この先生、キャンパスを耕して畑にするわ、学食の厨房(ちゅうぼう)に入り込んで何やら作り出すわで、大学側からは相当睨(にら)まれている。確かに、マイペースでわが道を行く玄米は、学校という枠からは、はみ出してしまうのかもしれない。しかし、独立独歩の言動はすべて、“食べることは生きること”という強い信念に裏付けられたもの。だからこそ、最初は不審がっていた学生たちも、“一物全体食”や“個食”と“孤食”の違いといった、現代の食が直面している問題について考える機会を与えられるうちに、人生を豊かにする食事の大切さを再認識。その思いを他者と共有するための、自発的行動さえとりはじめるのだ。

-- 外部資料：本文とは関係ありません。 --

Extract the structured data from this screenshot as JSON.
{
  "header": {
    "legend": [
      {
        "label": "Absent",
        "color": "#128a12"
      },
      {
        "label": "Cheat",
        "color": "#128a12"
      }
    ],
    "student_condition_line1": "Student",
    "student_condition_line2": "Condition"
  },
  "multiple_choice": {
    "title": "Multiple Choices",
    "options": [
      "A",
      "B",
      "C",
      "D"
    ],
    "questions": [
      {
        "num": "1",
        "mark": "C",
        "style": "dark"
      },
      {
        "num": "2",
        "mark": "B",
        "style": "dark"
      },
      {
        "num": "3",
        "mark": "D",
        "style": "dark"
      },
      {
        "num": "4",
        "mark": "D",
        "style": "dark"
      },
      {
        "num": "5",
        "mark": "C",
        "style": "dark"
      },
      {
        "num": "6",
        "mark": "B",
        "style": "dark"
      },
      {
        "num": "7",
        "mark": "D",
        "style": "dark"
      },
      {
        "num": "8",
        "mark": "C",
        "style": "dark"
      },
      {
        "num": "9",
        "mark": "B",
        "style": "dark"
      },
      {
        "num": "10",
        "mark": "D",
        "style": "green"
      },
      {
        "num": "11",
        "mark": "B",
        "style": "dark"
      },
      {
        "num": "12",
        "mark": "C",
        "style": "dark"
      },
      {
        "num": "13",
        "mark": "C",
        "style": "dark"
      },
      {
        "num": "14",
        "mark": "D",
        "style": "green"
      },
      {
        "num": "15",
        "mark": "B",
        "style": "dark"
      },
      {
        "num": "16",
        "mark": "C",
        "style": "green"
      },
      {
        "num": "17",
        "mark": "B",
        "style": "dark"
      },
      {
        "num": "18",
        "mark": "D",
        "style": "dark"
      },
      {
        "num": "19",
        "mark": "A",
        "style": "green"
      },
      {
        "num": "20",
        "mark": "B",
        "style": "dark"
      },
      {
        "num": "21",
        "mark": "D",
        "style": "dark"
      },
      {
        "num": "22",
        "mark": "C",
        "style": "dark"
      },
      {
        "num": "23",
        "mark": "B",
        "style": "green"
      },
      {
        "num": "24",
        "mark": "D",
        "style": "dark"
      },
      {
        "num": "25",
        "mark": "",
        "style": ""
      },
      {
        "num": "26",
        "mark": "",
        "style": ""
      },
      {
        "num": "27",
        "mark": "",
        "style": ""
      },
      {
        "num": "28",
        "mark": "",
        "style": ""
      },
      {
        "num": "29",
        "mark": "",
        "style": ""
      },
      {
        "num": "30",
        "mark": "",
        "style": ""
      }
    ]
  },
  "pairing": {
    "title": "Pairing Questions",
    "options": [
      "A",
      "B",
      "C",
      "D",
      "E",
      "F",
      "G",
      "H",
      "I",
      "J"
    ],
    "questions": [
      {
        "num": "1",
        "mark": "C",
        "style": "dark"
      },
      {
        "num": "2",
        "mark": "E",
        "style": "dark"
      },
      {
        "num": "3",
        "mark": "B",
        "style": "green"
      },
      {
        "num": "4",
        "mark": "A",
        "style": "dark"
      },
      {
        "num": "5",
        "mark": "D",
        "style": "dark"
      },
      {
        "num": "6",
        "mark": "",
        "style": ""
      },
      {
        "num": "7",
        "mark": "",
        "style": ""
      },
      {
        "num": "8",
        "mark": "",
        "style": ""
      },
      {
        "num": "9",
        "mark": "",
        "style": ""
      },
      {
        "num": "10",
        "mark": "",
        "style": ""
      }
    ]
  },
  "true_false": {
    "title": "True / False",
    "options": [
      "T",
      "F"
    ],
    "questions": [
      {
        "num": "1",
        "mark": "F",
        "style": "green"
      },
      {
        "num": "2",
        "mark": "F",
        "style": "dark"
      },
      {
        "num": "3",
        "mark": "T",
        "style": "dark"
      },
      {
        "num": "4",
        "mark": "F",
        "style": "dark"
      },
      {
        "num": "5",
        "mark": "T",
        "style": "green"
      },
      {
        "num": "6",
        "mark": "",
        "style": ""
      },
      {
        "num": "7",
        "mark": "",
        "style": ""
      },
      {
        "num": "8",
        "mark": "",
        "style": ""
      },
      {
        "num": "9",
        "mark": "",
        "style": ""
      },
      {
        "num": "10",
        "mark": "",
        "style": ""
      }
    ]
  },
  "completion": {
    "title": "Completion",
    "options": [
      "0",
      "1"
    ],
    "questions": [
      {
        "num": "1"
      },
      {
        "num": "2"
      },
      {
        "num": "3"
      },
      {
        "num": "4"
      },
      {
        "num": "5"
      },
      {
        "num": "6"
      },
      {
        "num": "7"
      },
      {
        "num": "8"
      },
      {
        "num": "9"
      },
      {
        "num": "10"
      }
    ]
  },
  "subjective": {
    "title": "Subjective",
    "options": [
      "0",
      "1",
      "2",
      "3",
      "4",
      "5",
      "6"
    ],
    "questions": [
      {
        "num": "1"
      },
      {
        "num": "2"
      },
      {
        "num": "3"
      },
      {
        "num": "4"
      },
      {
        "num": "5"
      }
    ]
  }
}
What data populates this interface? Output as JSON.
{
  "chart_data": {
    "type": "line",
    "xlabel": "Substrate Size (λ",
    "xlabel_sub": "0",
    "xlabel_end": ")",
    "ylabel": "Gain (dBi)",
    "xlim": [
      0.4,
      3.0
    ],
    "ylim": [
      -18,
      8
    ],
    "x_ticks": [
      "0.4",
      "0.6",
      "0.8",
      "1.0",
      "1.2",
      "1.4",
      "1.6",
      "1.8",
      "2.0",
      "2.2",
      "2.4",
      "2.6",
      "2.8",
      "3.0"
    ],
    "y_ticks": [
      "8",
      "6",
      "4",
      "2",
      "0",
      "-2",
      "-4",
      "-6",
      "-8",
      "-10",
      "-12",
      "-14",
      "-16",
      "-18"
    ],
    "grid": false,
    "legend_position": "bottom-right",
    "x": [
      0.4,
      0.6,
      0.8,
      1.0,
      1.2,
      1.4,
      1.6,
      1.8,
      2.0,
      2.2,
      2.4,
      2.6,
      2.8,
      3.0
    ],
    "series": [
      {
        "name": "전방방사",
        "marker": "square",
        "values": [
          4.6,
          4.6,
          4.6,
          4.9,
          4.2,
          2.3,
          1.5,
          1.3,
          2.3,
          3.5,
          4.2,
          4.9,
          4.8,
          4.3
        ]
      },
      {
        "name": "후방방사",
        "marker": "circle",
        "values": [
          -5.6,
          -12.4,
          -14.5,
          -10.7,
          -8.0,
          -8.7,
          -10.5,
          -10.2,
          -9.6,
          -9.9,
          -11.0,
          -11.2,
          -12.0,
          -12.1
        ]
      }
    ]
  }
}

また、紙面の随所には、ぬか床の作り方やタマネギの皮を利用したダシなど、料理の知恵や工夫が登場するのだが、つい試してみたくなるほど、魅力的に描かれている。まるで、我々までもが、玄米に「食育」されているようだ。いつの時代も好奇心が文化を広め、次世代に伝えてきた。本書で刺激された食への好奇心もまた、次世代に受け継ぐ価値のあるものだと思う。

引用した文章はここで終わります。